PC3 cells were treated with various concentrations of mangiferin (10, 20 and 40 µM) for 72 h. Cells were collected using centrifugation at 3,000 × g for 10 min and washed twice with ice-cold PBS. Cells were resuspended with 200 µl protein lysate and centrifuged at 12,300 × g for 15 min at 4°C for 15 min at 4°C. Protein concentration was determined using the BCA Protein Assay kit (Sangon Biotech Co., Ltd.). Approximately 50 µg protein was electrophoresed using a 10% polyacrylamide gel (Beyotime Institute of Biotechnology, Nanjing, China) containing SDS. Proteins were transferred onto nitrocellulose membranes (Millipore Corporation, Bedford, MA, USA) at 4°C for 2–4 h.

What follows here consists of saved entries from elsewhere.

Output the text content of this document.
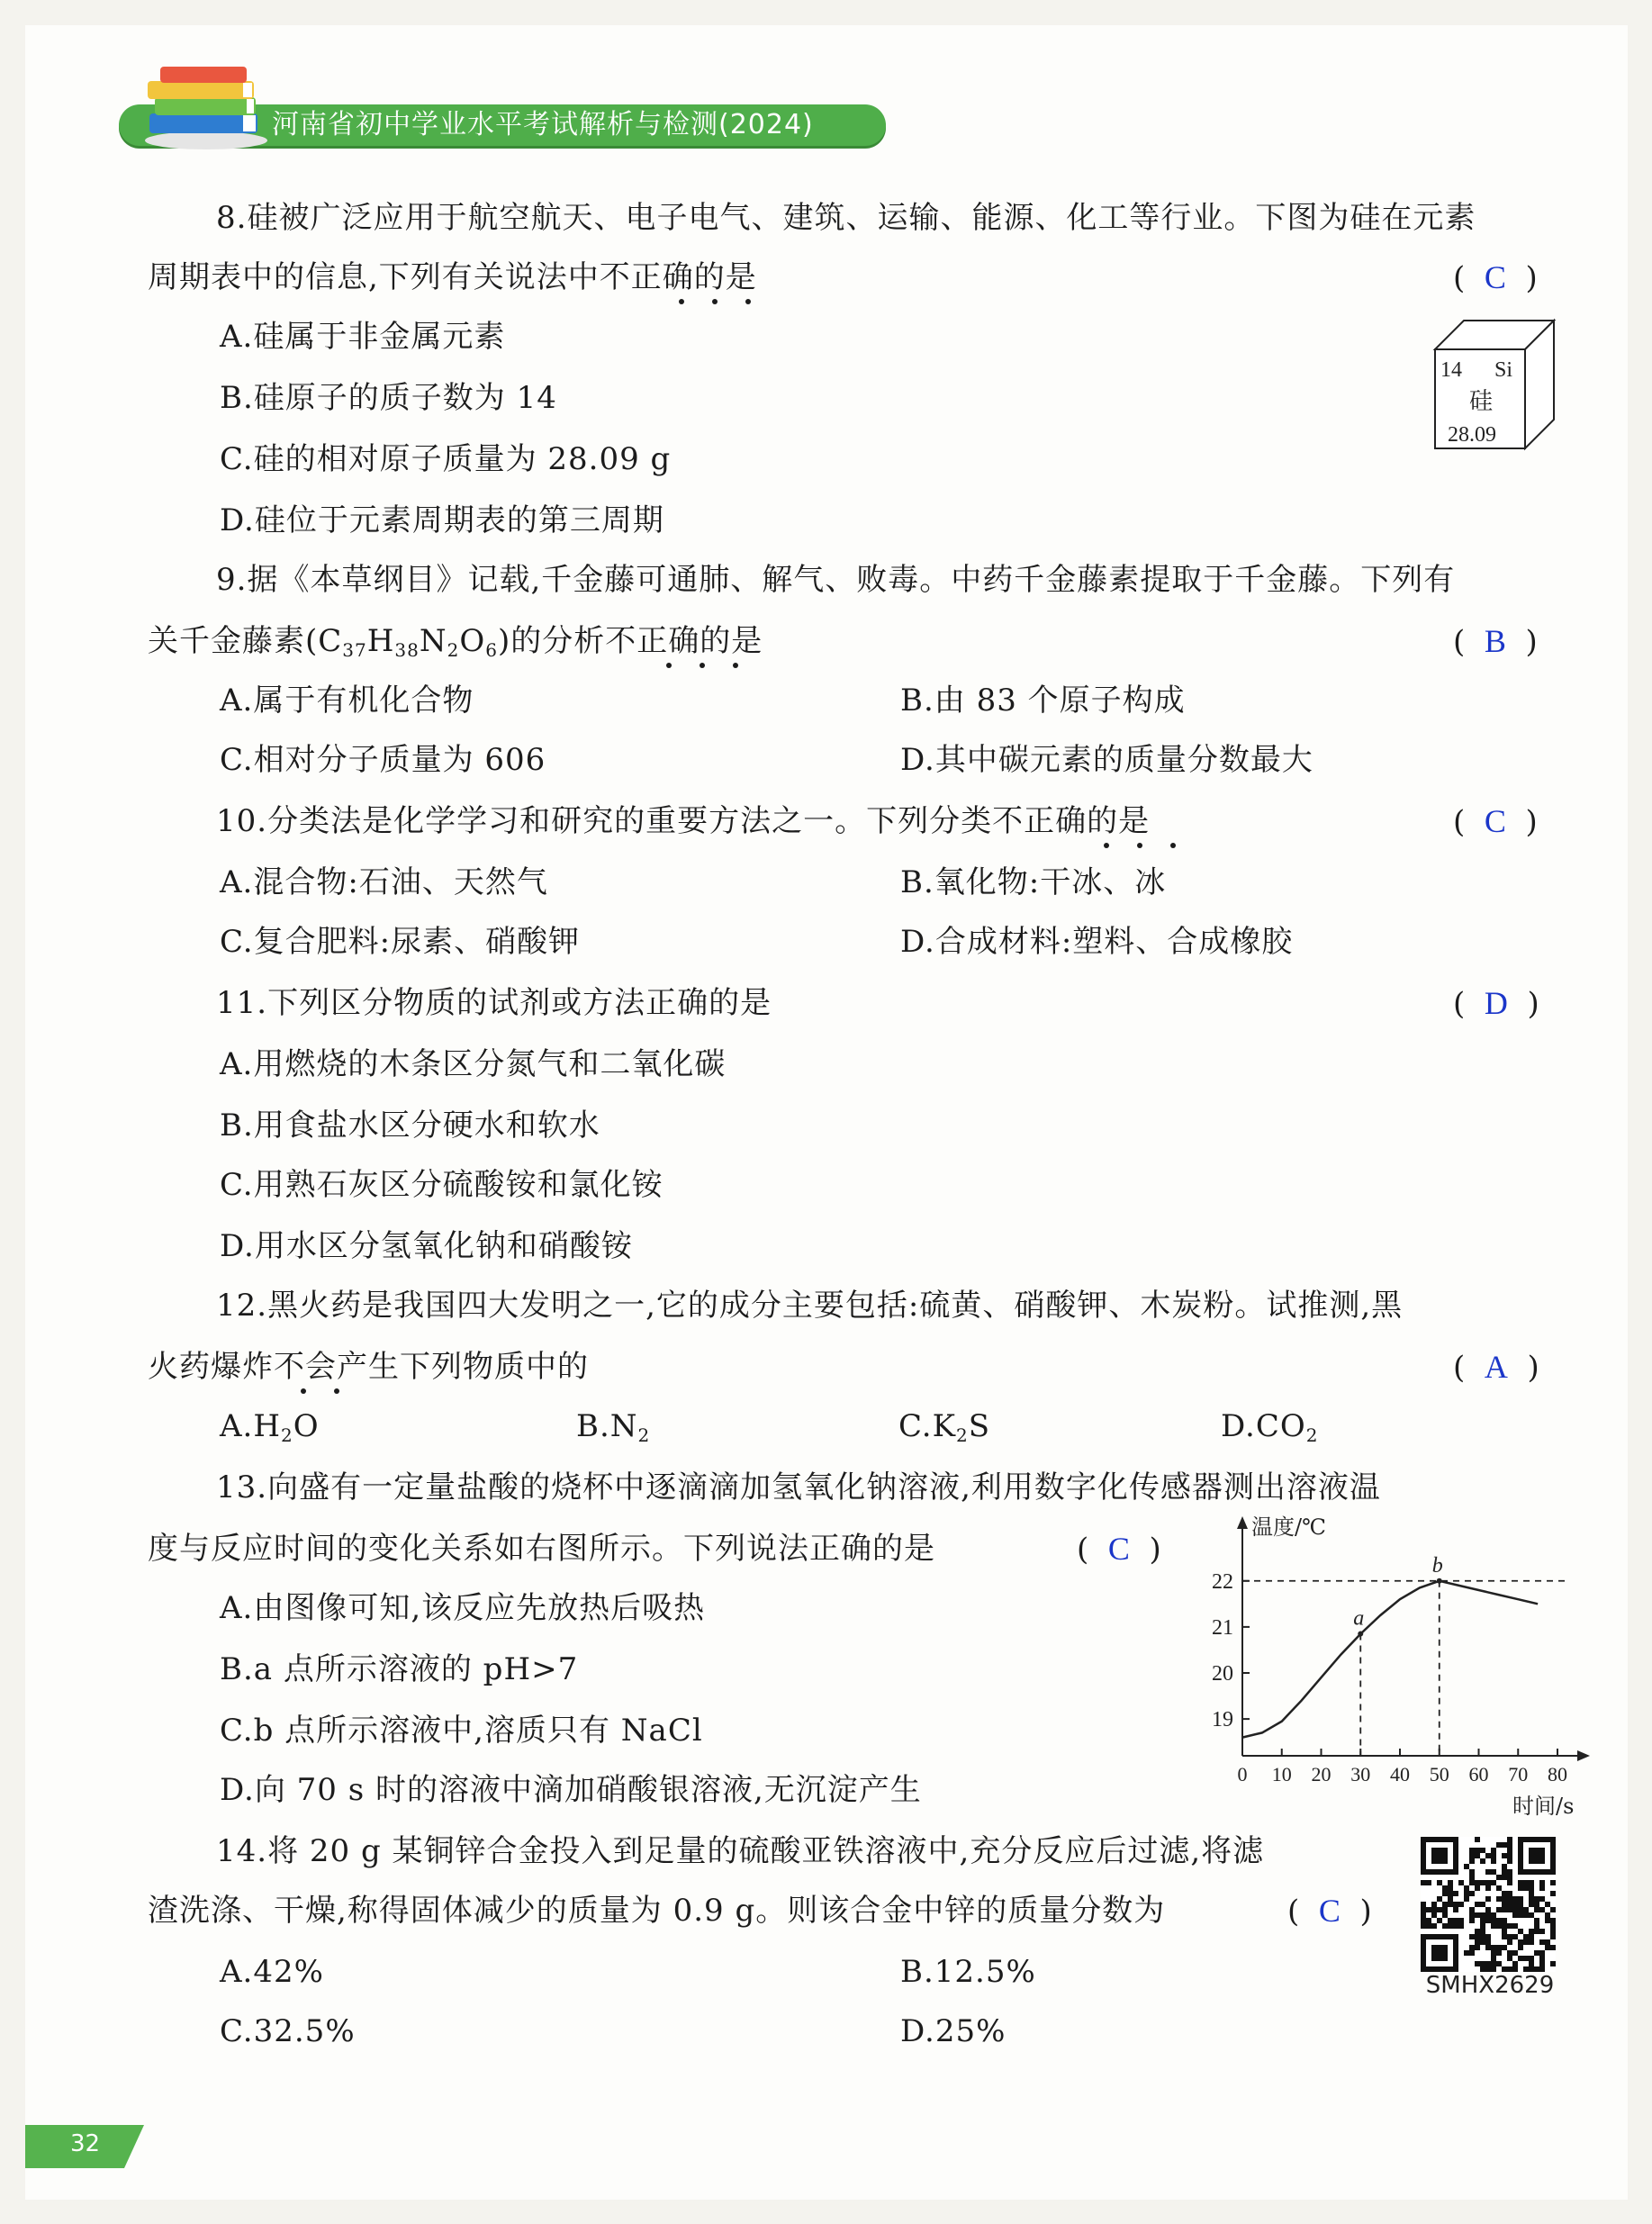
河南省初中学业水平考试解析与检测(2024)
8.硅被广泛应用于航空航天、电子电气、建筑、运输、能源、化工等行业。下图为硅在元素
周期表中的信息,下列有关说法中不正确的是	(  C  )
A.硅属于非金属元素
B.硅原子的质子数为 14
C.硅的相对原子质量为 28.09 g
D.硅位于元素周期表的第三周期
14 Si
硅
28.09
9.据《本草纲目》记载,千金藤可通肺、解气、败毒。中药千金藤素提取于千金藤。下列有
关千金藤素$(C_{37}H_{38}N_2O_6)$的分析不正确的是	(  B  )
A.属于有机化合物	B.由 83 个原子构成
C.相对分子质量为 606	D.其中碳元素的质量分数最大
10.分类法是化学学习和研究的重要方法之一。下列分类不正确的是	(  C  )
A.混合物:石油、天然气	B.氧化物:干冰、冰
C.复合肥料:尿素、硝酸钾	D.合成材料:塑料、合成橡胶
11.下列区分物质的试剂或方法正确的是	(  D  )
A.用燃烧的木条区分氮气和二氧化碳
B.用食盐水区分硬水和软水
C.用熟石灰区分硫酸铵和氯化铵
D.用水区分氢氧化钠和硝酸铵
12.黑火药是我国四大发明之一,它的成分主要包括:硫黄、硝酸钾、木炭粉。试推测,黑
火药爆炸不会产生下列物质中的	(  A  )
$A.H_2O$	$B.N_2$	$C.K_2S$	$D.CO_2$
13.向盛有一定量盐酸的烧杯中逐滴滴加氢氧化钠溶液,利用数字化传感器测出溶液温
度与反应时间的变化关系如右图所示。下列说法正确的是	(  C  )
A.由图像可知,该反应先放热后吸热
B.a 点所示溶液的 pH>7
C.b 点所示溶液中,溶质只有 NaCl
D.向 70 s 时的溶液中滴加硝酸银溶液,无沉淀产生
a
b
0 10 20 30 40 50 60 70 80
19
20
21
22
温度/℃
时间/s
14.将 20 g 某铜锌合金投入到足量的硫酸亚铁溶液中,充分反应后过滤,将滤
渣洗涤、干燥,称得固体减少的质量为 0.9 g。则该合金中锌的质量分数为	(  C  )
A.42%	B.12.5%
C.32.5%	D.25%
SMHX2629
32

The membranes were blocked in 5% non-fat milk for 1–2 h and subsequently incubated with rabbit anti-Bcl-2 (15071S; 1:1,000; Cell Signaling Technology, Boston, MA, USA) and rabbit anti-human β-actin (D110001-0025; 1:500; Sangon Biotech Co., Ltd.) antibodies overnight at 4°C with agitation. Following washing with Tris-buffered saline and Tween-20 PBST (with 0.1% Tween 20; Beyotime Institute of Biotechnology) monoclonal anti-rabbit immunoglobulin IgG conjugates (C2162; 1:1,000, Beijing Applygen Technologies, Inc., Beijing, China) for 2 h. Subsequently, membranes were washed with TBST and bands were observed using an enhanced chemiluminescence kit Stripping Buffer for Western Blot (PA114, Tiangen Biotech Co., Ltd.).

Reverse transcription-quantitative polymerase chain reaction (RT-qPCR)

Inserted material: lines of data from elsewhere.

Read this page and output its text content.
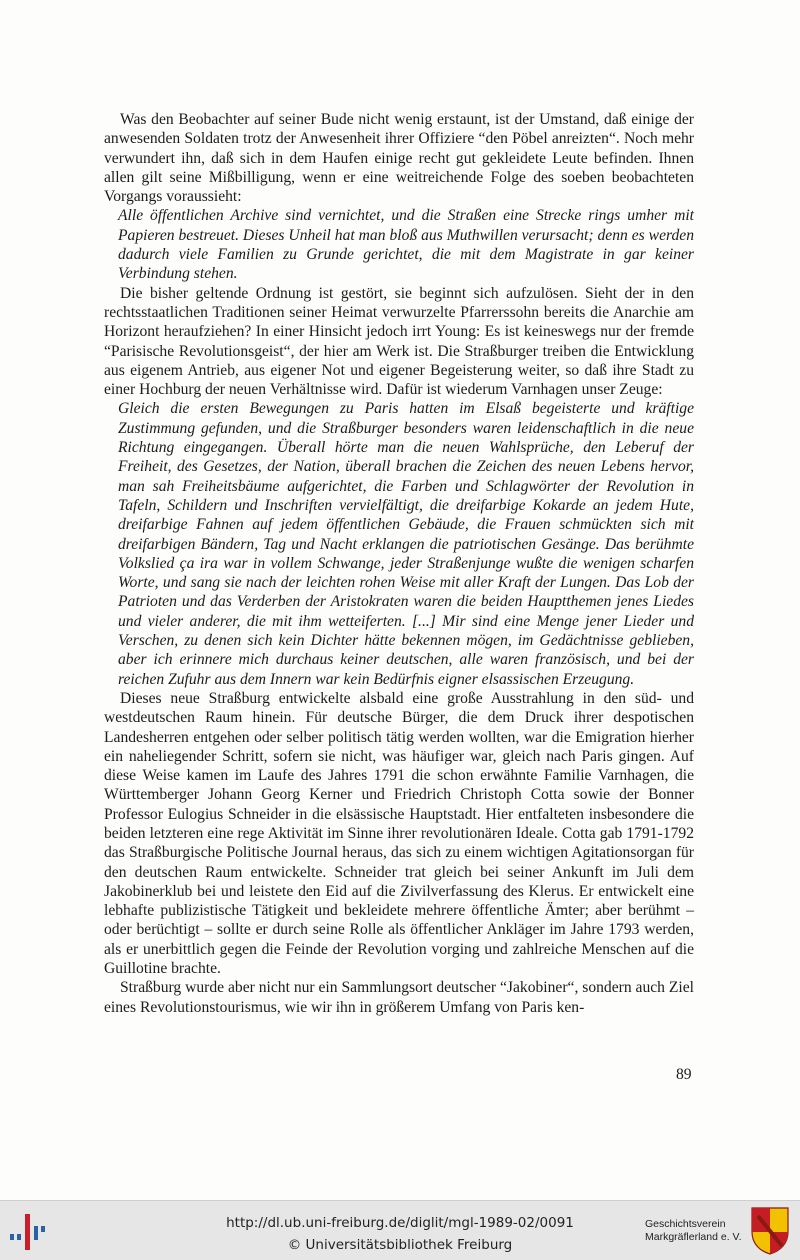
Was den Beobachter auf seiner Bude nicht wenig erstaunt, ist der Umstand, daß einige der anwesenden Soldaten trotz der Anwesenheit ihrer Offiziere “den Pöbel anreizten“. Noch mehr verwundert ihn, daß sich in dem Haufen einige recht gut gekleidete Leute befinden. Ihnen allen gilt seine Mißbilligung, wenn er eine weitreichende Folge des soeben beobachteten Vorgangs voraussieht:

Alle öffentlichen Archive sind vernichtet, und die Straßen eine Strecke rings umher mit Papieren bestreuet. Dieses Unheil hat man bloß aus Muthwillen verursacht; denn es werden dadurch viele Familien zu Grunde gerichtet, die mit dem Magistrate in gar keiner Verbindung stehen.

Die bisher geltende Ordnung ist gestört, sie beginnt sich aufzulösen. Sieht der in den rechtsstaatlichen Traditionen seiner Heimat verwurzelte Pfarrerssohn bereits die Anarchie am Horizont heraufziehen? In einer Hinsicht jedoch irrt Young: Es ist keineswegs nur der fremde “Parisische Revolutionsgeist“, der hier am Werk ist. Die Straßburger treiben die Entwicklung aus eigenem Antrieb, aus eigener Not und eigener Begeisterung weiter, so daß ihre Stadt zu einer Hochburg der neuen Verhältnisse wird. Dafür ist wiederum Varnhagen unser Zeuge:

Gleich die ersten Bewegungen zu Paris hatten im Elsaß begeisterte und kräftige Zustimmung gefunden, und die Straßburger besonders waren leidenschaftlich in die neue Richtung eingegangen. Überall hörte man die neuen Wahlsprüche, den Leberuf der Freiheit, des Gesetzes, der Nation, überall brachen die Zeichen des neuen Lebens hervor, man sah Freiheitsbäume aufgerichtet, die Farben und Schlagwörter der Revolution in Tafeln, Schildern und Inschriften vervielfältigt, die dreifarbige Kokarde an jedem Hute, dreifarbige Fahnen auf jedem öffentlichen Gebäude, die Frauen schmückten sich mit dreifarbigen Bändern, Tag und Nacht erklangen die patriotischen Gesänge. Das berühmte Volkslied ça ira war in vollem Schwange, jeder Straßenjunge wußte die wenigen scharfen Worte, und sang sie nach der leichten rohen Weise mit aller Kraft der Lungen. Das Lob der Patrioten und das Verderben der Aristokraten waren die beiden Hauptthemen jenes Liedes und vieler anderer, die mit ihm wetteiferten. [...] Mir sind eine Menge jener Lieder und Verschen, zu denen sich kein Dichter hätte bekennen mögen, im Gedächtnisse geblieben, aber ich erinnere mich durchaus keiner deutschen, alle waren französisch, und bei der reichen Zufuhr aus dem Innern war kein Bedürfnis eigner elsassischen Erzeugung.

Dieses neue Straßburg entwickelte alsbald eine große Ausstrahlung in den süd- und westdeutschen Raum hinein. Für deutsche Bürger, die dem Druck ihrer despotischen Landesherren entgehen oder selber politisch tätig werden wollten, war die Emigration hierher ein naheliegender Schritt, sofern sie nicht, was häufiger war, gleich nach Paris gingen. Auf diese Weise kamen im Laufe des Jahres 1791 die schon erwähnte Familie Varnhagen, die Württemberger Johann Georg Kerner und Friedrich Christoph Cotta sowie der Bonner Professor Eulogius Schneider in die elsässische Hauptstadt. Hier entfalteten insbesondere die beiden letzteren eine rege Aktivität im Sinne ihrer revolutionären Ideale. Cotta gab 1791-1792 das Straßburgische Politische Journal heraus, das sich zu einem wichtigen Agitationsorgan für den deutschen Raum entwickelte. Schneider trat gleich bei seiner Ankunft im Juli dem Jakobinerklub bei und leistete den Eid auf die Zivilverfassung des Klerus. Er entwickelt eine lebhafte publizistische Tätigkeit und bekleidete mehrere öffentliche Ämter; aber berühmt – oder berüchtigt – sollte er durch seine Rolle als öffentlicher Ankläger im Jahre 1793 werden, als er unerbittlich gegen die Feinde der Revolution vorging und zahlreiche Menschen auf die Guillotine brachte.

Straßburg wurde aber nicht nur ein Sammlungsort deutscher “Jakobiner“, sondern auch Ziel eines Revolutionstourismus, wie wir ihn in größerem Umfang von Paris ken-

89
http://dl.ub.uni-freiburg.de/diglit/mgl-1989-02/0091
© Universitätsbibliothek Freiburg
Geschichtsverein
Markgräflerland e. V.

PC3 cells were cultured with mangiferin (10, 20 and 40 µM) for 72 h. TRIzol reagent (Invitrogen Life Technologies) was used to extract total RNA, and total RNA was purified using an RNA kit (Sangon Biotech Co., Ltd.). Complementary DNA was reverse transcribed using oligo (dT) primers (Invitrogen Life Technologies). SYBR chemistry (BestBio, Co.) was used for PCR. All primers were purchased from Sangon Biotech Co., Ltd. The following primer sequences were used: miR-182 forward, 5′-GGGGTACCCTTCAGGAAGCTGGTTTC-3′ and miR-182 reverse, 5′-GGGATATCTACATGTGAGGCAGGTTCTCAC-3′; U6 forward, 5′-CGCTTCGGCAGCACATATACTA-3′ and U6 reverse, 5′-CGCTTCACGAATTTGCGTGTCA-3′.

miRNA transfection

miR-182 mimic and miR-182 inhibitor were purchased from Sangon Biotech Co., Ltd. miR-182 mimic (100 nmol/l) and miR-182 inhibitor (100 nmol/l) transfections were conducted in PC3 cells using Lipofectomine® 2000 (Invitrogen Life Technologies) according to the manufacturer's instructions. Following transfection for 6 h, culture medium was removed and replaced with complete medium. Subsequently, PC3 cells were incubated for 18 h in 5% CO2 at 37°C, prior to treatment with various concentrations of mangiferin (50 µM) for 72 h.

Statistical analysis

Data analysis was performed using SPSS version 17.0 (SPSS Inc., Chicago, IL, USA). Data were expressed as the mean ± standard deviation. Differences were assessed using the two-tailed Student's t-test. P<0.05 was considered to indicate a statistically significant difference.

Results

Mangiferin exerts an antiproliferative effect on PC3 cells

To investigate the potential effects of mangiferin (0, 10, 20 and 40 µM) on the proliferation of PC3 cells, the present study used an MTT assay to examine antiproliferative activity. Mangiferin inhibited the proliferation of PC3 cells in a concentration-dependent manner. When PC3 cells were treated with mangiferin at a concentration of 20 µM for 72 h, or with mangiferin at a concentration of 40 µm for 48 or 72 h, the proliferation of PC3 cells was significantly reduced compared with that of the control group treated with 0 µM mangiferin (Fig. 2).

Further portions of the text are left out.